Carotid ultrasound studies indicate that PS supplementation decreases the annual growth rate of carotid intima-media thickness (IMT) by 0.03 mm in middle-aged populations, suggesting delayed arteriosclerosis progression.

Improvement of Metabolic Syndrome-Related Cardiovascular Risk

In obese individuals with hyperlipidemia, PS combined with fish oil (DHA+EPA) supplementation for 16 weeks reduced total cholesterol by 12%, homeostatic model assessment of insulin resistance (HOMA-IR) by 18%, and significantly improved flow-mediated dilation (FMD) of endothelium-dependent vessels.
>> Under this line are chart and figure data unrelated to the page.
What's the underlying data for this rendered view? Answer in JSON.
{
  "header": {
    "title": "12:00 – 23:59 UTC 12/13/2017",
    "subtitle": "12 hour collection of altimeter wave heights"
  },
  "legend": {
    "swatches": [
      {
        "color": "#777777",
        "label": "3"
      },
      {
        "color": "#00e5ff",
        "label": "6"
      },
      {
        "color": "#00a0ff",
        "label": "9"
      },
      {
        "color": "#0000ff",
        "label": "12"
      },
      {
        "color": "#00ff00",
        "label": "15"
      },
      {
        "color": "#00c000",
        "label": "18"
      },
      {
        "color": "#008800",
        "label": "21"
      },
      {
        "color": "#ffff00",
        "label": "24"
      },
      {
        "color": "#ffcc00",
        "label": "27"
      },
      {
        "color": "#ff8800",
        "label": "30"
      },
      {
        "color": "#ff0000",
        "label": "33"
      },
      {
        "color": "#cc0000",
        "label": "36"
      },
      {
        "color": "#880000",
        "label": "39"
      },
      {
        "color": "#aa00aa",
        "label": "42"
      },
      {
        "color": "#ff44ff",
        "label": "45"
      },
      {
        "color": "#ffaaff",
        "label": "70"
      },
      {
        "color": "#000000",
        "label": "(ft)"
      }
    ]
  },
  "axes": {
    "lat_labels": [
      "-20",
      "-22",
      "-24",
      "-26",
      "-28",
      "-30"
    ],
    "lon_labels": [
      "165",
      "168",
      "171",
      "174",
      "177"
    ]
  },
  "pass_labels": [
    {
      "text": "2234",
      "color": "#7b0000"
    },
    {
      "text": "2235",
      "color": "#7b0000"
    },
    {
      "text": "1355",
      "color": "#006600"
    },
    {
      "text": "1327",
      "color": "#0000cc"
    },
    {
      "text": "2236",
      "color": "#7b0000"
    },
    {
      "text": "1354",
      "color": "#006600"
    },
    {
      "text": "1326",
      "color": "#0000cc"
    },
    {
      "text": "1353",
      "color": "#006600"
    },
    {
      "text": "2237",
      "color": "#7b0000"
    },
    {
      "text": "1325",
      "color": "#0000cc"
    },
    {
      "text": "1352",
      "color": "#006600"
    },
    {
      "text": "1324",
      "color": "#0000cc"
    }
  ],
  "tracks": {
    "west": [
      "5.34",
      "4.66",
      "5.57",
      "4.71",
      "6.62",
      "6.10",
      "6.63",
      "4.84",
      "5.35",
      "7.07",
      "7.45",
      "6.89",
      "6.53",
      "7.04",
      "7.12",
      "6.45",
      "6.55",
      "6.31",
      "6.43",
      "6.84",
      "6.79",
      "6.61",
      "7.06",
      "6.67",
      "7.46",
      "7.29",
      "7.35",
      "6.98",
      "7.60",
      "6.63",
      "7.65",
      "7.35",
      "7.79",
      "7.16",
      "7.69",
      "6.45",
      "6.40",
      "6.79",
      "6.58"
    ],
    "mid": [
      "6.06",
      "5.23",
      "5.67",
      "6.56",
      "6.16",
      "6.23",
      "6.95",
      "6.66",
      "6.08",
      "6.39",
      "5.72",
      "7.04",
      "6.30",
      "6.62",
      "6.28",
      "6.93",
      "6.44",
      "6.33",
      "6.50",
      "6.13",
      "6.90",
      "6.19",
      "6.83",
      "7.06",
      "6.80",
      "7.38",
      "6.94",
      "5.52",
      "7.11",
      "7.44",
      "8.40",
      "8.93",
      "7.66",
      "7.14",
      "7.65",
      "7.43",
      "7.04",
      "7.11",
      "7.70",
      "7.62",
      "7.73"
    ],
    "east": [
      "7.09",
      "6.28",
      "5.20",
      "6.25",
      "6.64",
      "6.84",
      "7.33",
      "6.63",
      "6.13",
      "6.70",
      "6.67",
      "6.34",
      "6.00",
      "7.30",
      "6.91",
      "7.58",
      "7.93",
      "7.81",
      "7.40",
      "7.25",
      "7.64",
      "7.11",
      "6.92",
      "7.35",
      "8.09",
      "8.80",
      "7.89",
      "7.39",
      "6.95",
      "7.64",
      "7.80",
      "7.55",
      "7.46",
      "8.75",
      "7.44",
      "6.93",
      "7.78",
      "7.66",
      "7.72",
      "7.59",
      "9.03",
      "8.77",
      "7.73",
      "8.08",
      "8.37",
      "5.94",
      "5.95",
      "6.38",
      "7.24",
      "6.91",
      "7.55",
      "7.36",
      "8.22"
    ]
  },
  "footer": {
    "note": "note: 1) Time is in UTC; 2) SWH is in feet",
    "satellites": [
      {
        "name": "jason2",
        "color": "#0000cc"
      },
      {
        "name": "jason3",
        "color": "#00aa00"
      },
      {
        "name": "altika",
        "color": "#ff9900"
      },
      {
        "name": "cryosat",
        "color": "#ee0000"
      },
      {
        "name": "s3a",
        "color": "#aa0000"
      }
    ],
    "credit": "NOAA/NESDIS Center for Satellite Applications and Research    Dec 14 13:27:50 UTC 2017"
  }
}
A meta-analysis including 1,200 subjects showed an inverse correlation between PS intake and cardiovascular events (e.g., myocardial infarction, stroke), with a dose-response relationship indicating 200–400 mg daily as the optimal intervention range.

Phosphatidylserine's protective effects on cardiovascular health transcend the traditional understanding of "membrane components," forming a multi-target cardiovascular protection network through regulation of lipid metabolism, endothelial function optimization, inhibition of platelet hyperactivation, and resistance to oxidative stress. From basic mechanisms to preliminary clinical evidence, PS demonstrates potential as a functional food or dietary supplement to improve cardiovascular health.